Warren later moved to Houston with her husband, who was then a NASA
engineer. There she enrolled in the University of Houston, graduating in 1970
with a bachelor of science degree in speech pathology and audiology. For a
year, she taught children with disabilities in a public school, based on an
"emergency certificate", as she had not taken the education courses
required for a regular teaching certificate. Again, super creds!
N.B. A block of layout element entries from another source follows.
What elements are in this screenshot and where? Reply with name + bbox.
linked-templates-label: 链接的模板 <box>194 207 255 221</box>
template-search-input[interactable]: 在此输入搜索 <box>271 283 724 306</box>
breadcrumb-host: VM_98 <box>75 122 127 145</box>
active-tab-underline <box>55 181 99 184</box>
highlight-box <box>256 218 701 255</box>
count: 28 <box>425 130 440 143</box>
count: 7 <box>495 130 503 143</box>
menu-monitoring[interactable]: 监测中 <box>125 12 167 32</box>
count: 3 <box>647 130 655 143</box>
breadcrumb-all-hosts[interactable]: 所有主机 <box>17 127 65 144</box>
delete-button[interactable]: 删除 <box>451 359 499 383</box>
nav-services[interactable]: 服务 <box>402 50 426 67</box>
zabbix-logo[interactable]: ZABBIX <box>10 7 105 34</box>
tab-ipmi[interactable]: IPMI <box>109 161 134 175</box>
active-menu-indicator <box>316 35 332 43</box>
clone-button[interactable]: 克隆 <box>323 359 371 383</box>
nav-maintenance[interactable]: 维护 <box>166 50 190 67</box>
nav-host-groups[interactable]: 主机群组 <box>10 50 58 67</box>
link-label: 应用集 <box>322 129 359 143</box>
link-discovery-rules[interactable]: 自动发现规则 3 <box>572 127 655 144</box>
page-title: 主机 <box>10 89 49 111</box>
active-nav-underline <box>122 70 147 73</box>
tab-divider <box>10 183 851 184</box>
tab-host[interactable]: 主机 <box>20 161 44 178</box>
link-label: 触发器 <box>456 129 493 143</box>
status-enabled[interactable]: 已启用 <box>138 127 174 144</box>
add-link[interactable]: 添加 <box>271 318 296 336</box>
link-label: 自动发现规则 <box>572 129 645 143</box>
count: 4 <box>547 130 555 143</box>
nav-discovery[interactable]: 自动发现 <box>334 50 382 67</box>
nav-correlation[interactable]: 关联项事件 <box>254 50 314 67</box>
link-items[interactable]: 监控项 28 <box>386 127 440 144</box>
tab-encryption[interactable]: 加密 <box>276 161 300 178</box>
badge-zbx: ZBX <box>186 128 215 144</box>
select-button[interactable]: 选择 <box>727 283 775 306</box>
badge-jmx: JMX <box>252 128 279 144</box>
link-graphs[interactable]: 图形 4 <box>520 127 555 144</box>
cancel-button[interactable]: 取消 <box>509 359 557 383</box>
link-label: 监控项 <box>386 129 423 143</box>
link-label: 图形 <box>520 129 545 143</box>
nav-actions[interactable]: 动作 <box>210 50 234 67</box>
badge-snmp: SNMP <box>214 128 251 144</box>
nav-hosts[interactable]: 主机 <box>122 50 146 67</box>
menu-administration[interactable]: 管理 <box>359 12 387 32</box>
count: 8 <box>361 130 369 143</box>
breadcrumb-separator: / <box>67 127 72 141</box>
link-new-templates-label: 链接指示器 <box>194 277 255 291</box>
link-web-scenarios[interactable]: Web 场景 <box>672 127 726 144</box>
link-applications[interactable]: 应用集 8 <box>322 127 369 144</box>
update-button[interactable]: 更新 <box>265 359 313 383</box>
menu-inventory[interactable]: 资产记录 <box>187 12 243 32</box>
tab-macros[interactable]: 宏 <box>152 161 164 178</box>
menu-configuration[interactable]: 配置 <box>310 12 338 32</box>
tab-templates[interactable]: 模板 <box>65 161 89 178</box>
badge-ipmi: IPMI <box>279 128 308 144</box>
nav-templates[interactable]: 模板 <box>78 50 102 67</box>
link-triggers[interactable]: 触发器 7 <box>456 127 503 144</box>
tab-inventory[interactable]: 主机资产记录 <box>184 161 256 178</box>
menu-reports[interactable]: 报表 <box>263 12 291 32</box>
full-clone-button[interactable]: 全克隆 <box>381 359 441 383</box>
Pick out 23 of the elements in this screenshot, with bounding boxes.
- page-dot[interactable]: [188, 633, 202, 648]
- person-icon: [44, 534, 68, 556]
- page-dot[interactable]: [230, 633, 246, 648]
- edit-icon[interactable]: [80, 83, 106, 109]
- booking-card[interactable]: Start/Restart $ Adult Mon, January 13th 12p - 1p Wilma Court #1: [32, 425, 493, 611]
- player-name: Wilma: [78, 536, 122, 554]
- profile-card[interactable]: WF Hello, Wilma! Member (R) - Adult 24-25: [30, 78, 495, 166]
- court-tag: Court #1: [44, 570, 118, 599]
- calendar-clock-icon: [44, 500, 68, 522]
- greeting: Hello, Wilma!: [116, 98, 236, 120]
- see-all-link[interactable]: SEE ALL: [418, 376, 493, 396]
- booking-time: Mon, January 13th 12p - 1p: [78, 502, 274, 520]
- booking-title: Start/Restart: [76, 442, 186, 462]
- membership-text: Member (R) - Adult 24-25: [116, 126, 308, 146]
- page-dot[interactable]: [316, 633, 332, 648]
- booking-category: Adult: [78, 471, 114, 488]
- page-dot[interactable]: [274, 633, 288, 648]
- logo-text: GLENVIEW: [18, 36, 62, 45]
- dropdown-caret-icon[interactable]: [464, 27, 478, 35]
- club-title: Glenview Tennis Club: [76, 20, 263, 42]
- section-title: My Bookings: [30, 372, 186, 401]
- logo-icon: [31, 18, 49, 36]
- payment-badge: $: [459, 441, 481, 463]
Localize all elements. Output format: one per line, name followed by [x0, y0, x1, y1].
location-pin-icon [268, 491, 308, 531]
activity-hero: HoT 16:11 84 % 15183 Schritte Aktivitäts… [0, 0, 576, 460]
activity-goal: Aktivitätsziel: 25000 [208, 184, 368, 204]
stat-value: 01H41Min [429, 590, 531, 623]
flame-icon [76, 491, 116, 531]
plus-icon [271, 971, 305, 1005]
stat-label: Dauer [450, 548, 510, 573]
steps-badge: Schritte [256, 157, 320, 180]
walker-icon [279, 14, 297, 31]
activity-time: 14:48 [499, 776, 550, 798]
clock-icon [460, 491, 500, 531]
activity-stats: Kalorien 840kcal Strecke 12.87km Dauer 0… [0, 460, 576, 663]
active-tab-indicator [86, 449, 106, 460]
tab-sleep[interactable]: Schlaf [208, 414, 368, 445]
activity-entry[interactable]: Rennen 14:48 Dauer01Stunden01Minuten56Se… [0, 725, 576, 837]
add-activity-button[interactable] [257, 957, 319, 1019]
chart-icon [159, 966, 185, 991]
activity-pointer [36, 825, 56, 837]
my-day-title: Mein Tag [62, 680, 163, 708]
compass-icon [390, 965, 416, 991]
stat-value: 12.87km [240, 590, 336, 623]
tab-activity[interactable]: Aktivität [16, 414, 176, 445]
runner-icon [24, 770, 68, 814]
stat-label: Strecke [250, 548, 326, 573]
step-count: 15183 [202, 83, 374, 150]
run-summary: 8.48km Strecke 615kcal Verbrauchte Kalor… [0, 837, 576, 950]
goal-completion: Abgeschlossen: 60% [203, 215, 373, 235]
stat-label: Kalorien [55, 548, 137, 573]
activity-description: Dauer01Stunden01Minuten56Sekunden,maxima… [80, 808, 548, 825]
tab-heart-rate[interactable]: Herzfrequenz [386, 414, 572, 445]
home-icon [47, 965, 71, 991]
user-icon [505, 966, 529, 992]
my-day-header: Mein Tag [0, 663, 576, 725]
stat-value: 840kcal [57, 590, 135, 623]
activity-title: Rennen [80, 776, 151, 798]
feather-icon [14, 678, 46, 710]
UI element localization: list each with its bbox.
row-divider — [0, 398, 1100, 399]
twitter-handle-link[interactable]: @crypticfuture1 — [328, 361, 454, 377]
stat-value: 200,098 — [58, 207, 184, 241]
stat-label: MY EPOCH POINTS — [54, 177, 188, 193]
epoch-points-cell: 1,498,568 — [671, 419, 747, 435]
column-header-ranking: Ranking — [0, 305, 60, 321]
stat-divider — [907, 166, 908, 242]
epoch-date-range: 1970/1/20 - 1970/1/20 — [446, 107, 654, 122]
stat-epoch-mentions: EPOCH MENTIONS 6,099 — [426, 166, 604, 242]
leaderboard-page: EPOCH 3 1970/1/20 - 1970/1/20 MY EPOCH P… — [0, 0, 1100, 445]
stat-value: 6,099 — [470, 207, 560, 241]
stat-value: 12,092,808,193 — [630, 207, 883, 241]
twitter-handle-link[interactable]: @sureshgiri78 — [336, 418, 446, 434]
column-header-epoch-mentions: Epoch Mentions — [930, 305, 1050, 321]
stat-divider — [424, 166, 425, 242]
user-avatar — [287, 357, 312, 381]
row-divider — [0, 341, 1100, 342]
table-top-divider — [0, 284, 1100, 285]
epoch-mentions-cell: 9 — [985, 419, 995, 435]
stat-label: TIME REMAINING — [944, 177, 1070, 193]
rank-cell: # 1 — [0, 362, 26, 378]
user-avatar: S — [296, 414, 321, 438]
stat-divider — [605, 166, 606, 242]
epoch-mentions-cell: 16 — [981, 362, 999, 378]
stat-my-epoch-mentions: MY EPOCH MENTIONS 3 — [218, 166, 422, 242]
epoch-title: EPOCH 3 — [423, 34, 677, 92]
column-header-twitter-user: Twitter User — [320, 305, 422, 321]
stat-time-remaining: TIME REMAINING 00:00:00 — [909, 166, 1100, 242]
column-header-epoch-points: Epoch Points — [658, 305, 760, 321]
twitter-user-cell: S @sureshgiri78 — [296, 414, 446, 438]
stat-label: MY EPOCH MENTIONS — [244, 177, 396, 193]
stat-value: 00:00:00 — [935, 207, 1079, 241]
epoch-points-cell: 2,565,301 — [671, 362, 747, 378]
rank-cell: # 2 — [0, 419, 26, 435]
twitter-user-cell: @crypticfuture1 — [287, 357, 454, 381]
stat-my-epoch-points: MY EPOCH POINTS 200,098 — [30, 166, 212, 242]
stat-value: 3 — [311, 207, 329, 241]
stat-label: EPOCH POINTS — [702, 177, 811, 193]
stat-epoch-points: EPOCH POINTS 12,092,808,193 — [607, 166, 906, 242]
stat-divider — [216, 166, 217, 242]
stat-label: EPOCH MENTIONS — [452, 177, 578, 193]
Warren and her husband moved for his work to New Jersey,
where, after becoming pregnant, she decided to remain at home to care for their
child. After their daughter turned two, Warren enrolled at the Rutgers School
of Law–Newark, still a stay at home mom. Shortly before her graduation in 1976, Warren
became pregnant with their second child. After receiving her J.D. and passing
the bar examination, she began to work as a lawyer from home, writing wills and
doing real estate closings. Hardly the high life.
So the next time one decides to slander Senator Warren and
chastise her for succeeding in a male dominated profession, one might want to
consider that she has risen not through social position or daddy's money, but
by intellect, determination and skill.